Quick geography lesson: New England is made up of Maine, New Hampshire, Vermont, Massachusetts, Connecticut, and Rhode Island in that order. Don’t let anyone tell you different! Ha…ok, I’m a Mainer. If you stop at any tourist shop along Route 1 in Maine, chances are good that they will have what I call moose/blueberry/lobster books for your child to take home. Skip it. I mean, I love all of the above as much as the next girl, but not when they’re slapped on a book to brand it “Maine” or “New England”. It takes a little more than that! Here is a list of the best New england picture books. Print it and pack it for your next vacation to Bar Harbor.

The Best New England Picture Books

One Morning in Maine by Robert McCloskey

Yes, I did spend Saturday mornings running errands with my Dad, just like Sal, our heroine, and yes, I did have this book when I was a tiny girl. Although we didn’t take a boat to town or dig for clams for lunch (though we might have had clam chowder!), this book about a little girl losing her first tooth rings true in so many ways. McCloskey’s Make Way for Ducklings (set in Boston) and Blueberries for Sal get honorable mentions, too. I used to read all three at the bookstore when I was a homesick college student in Chicago.

Fish House Door by Robert Baldwin

Yes, there is a lobster on the cover, but this story about hard work and family history reflects the values I grew up with.

The Goat Lady by Jane Bregoli

As in every place of the world, I suppose, New England has it’s struggles between economic classes; in this case, the neighbors find Noelie Houle’s unkempt farmhouse to be an eyesore, but when they get to know her, they begin to love her and respect her, finally celebrating her in a series of beautiful portraits.
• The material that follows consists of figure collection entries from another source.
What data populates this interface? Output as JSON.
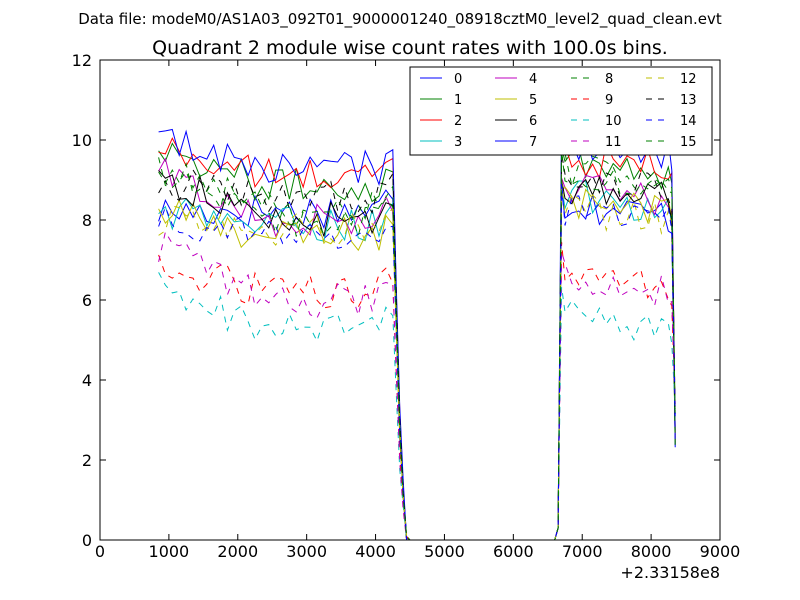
{
  "chart_data": {
    "type": "line",
    "suptitle": "Data file: modeM0/AS1A03_092T01_9000001240_08918cztM0_level2_quad_clean.evt",
    "title": "Quadrant 2 module wise count rates with 100.0s bins.",
    "xlabel": "",
    "ylabel": "",
    "x_offset_label": "+2.33158e8",
    "xlim": [
      0,
      9000
    ],
    "ylim": [
      0,
      12
    ],
    "xticks": [
      0,
      1000,
      2000,
      3000,
      4000,
      5000,
      6000,
      7000,
      8000,
      9000
    ],
    "yticks": [
      0,
      2,
      4,
      6,
      8,
      10,
      12
    ],
    "x_segments": {
      "seg1": [
        850,
        4250,
        100
      ],
      "fall": [
        4300,
        4350,
        4400,
        4450
      ],
      "gap": [
        4500,
        6600
      ],
      "rise": [
        6650,
        6700
      ],
      "seg2": [
        6750,
        8250,
        100
      ],
      "tail": [
        8300,
        8350
      ]
    },
    "legend_position": "top-right",
    "series": [
      {
        "name": "0",
        "color": "#0000ff",
        "dash": "solid",
        "base": 8.25,
        "start": 8.2,
        "seg2": 8.1
      },
      {
        "name": "1",
        "color": "#008000",
        "dash": "solid",
        "base": 8.85,
        "start": 9.9,
        "seg2": 9.2
      },
      {
        "name": "2",
        "color": "#ff0000",
        "dash": "solid",
        "base": 9.1,
        "start": 9.8,
        "seg2": 9.3
      },
      {
        "name": "3",
        "color": "#00bfbf",
        "dash": "solid",
        "base": 7.9,
        "start": 8.2,
        "seg2": 8.3
      },
      {
        "name": "4",
        "color": "#bf00bf",
        "dash": "solid",
        "base": 8.0,
        "start": 9.2,
        "seg2": 8.5
      },
      {
        "name": "5",
        "color": "#bfbf00",
        "dash": "solid",
        "base": 7.6,
        "start": 8.2,
        "seg2": 8.2
      },
      {
        "name": "6",
        "color": "#000000",
        "dash": "solid",
        "base": 8.0,
        "start": 9.1,
        "seg2": 8.5
      },
      {
        "name": "7",
        "color": "#0000ff",
        "dash": "solid",
        "base": 9.3,
        "start": 10.0,
        "seg2": 9.6
      },
      {
        "name": "8",
        "color": "#008000",
        "dash": "dashed",
        "base": 8.3,
        "start": 9.3,
        "seg2": 9.0
      },
      {
        "name": "9",
        "color": "#ff0000",
        "dash": "dashed",
        "base": 6.2,
        "start": 6.8,
        "seg2": 6.4
      },
      {
        "name": "10",
        "color": "#00bfbf",
        "dash": "dashed",
        "base": 5.3,
        "start": 6.3,
        "seg2": 5.3
      },
      {
        "name": "11",
        "color": "#bf00bf",
        "dash": "dashed",
        "base": 6.0,
        "start": 7.4,
        "seg2": 6.2
      },
      {
        "name": "12",
        "color": "#bfbf00",
        "dash": "dashed",
        "base": 7.8,
        "start": 8.0,
        "seg2": 8.0
      },
      {
        "name": "13",
        "color": "#000000",
        "dash": "dashed",
        "base": 8.6,
        "start": 9.0,
        "seg2": 8.7
      },
      {
        "name": "14",
        "color": "#0000ff",
        "dash": "dashed",
        "base": 7.6,
        "start": 8.1,
        "seg2": 8.0
      },
      {
        "name": "15",
        "color": "#008000",
        "dash": "dashed",
        "base": 8.0,
        "start": 9.4,
        "seg2": 8.8
      }
    ]
  }
}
From people to houses to buildings, this book is authentic.

1 is One by Tasha Tudor

Tasha Tudor lived in New England and all of her books have an old-timey New England feel to them. 1 is One is a beautifully illustrated counting book for small children.
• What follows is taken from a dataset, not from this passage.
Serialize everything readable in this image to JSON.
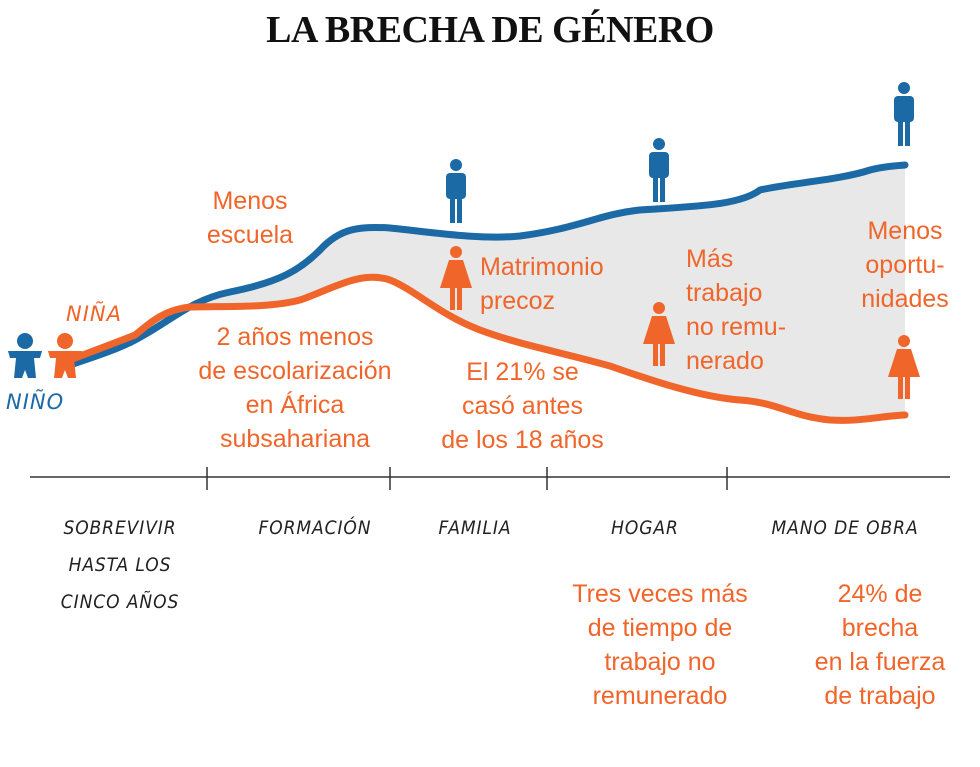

Hardscrabble Harvest by Dahlov Ipcar

This story about raising a harvest in a world that wants you not to succeed seems very like a classic gruff New England farmer. Apparently, Ipcar drew from her own experiences subsistence farming at her Maine home.

Miss Rumphius by Barbara Cooney

Adventurer Alice Rumphius travels the world, lives in a house by the sea, and makes the world more beautiful. This elderly heroine plants lupines (which grow abundantly in New England) and does her part to improve the world.
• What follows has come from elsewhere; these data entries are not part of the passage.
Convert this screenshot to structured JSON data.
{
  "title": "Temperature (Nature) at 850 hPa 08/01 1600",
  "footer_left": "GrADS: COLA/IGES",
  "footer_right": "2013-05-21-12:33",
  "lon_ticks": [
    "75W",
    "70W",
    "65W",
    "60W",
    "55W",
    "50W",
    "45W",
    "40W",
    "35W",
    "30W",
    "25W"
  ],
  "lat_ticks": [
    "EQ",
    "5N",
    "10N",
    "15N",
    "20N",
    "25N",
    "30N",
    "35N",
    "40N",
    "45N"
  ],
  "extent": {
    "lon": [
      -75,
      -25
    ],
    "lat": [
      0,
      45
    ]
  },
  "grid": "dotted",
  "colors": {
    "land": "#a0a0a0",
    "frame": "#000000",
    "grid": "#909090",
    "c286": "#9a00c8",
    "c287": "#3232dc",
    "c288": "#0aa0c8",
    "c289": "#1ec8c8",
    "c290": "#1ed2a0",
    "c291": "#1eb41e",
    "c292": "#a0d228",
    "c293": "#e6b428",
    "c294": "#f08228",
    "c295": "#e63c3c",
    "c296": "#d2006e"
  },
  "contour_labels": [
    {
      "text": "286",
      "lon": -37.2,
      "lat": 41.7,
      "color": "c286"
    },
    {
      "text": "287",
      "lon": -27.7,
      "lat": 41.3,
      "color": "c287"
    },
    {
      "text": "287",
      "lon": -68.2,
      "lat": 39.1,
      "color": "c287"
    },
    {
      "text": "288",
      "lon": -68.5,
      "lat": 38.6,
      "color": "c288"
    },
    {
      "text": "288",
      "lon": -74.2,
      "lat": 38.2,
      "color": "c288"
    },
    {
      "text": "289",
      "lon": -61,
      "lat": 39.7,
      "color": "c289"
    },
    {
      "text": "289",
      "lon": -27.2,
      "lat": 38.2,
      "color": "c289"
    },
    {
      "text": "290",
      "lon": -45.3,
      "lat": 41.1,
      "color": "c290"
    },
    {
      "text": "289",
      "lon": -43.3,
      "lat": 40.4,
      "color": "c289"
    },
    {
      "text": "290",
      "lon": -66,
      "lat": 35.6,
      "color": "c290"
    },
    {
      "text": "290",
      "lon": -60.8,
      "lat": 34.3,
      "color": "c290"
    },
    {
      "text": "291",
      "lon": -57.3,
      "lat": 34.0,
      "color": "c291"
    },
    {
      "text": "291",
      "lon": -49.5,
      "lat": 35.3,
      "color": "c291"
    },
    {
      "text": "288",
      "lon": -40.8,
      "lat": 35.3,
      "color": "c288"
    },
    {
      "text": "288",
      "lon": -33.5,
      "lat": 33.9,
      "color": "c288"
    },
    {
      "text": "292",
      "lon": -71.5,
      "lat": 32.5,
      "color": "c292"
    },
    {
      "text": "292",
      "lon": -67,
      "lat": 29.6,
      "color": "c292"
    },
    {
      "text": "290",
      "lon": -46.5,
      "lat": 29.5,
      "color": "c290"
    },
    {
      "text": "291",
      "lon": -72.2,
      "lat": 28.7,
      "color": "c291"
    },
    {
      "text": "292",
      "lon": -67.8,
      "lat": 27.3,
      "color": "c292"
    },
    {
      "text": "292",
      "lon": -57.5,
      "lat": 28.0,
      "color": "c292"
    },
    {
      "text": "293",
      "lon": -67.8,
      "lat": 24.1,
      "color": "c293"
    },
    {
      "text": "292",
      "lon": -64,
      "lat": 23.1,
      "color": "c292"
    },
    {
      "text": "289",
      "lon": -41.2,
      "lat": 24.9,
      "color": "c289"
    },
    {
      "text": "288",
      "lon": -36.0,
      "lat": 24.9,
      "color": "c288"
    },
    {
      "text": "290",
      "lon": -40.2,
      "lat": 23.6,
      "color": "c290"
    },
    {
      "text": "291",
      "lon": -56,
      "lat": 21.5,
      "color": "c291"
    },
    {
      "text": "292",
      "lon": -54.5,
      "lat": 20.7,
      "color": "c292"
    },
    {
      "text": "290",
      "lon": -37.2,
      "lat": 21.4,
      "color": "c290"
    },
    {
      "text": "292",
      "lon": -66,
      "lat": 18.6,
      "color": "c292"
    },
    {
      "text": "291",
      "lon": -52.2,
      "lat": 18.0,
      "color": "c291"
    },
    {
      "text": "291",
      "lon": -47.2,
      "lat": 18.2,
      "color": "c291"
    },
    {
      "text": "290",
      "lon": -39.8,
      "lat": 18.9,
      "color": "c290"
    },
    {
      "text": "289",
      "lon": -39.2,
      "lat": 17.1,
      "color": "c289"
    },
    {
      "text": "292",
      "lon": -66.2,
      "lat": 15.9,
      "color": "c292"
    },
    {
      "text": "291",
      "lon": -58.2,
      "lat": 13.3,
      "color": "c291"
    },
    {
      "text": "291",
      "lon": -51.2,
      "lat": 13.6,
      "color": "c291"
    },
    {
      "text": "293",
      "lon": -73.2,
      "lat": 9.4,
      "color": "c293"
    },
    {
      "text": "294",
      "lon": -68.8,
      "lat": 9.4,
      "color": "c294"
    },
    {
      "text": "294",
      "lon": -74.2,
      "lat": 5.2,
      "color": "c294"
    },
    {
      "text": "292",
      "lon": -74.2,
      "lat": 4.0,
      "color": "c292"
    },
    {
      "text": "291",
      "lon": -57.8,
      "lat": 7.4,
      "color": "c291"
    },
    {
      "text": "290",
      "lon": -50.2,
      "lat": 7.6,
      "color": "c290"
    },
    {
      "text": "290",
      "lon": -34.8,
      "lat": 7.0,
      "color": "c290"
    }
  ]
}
The Ox-Cart Man by Donald Hall

A child’s look back at historical New Hampshire through the story of one man and his family, this gem is also illustrated by Barbara Cooney of Miss Rumphius fame.

Owl Moon by Jane Yolen

The setting of Owl Moon is not specified, but the snow-blanketed landscape makes me think of home so much that I wondered…sure enough, author Jane Yolen does live in New England. I love the peacefulness and togetherness of this book about owl stalking by moonlight.

Even though I think these books reflect New England so well, they are books every famliy can enjoy, no matter where they come from! What are your favorite books from your region?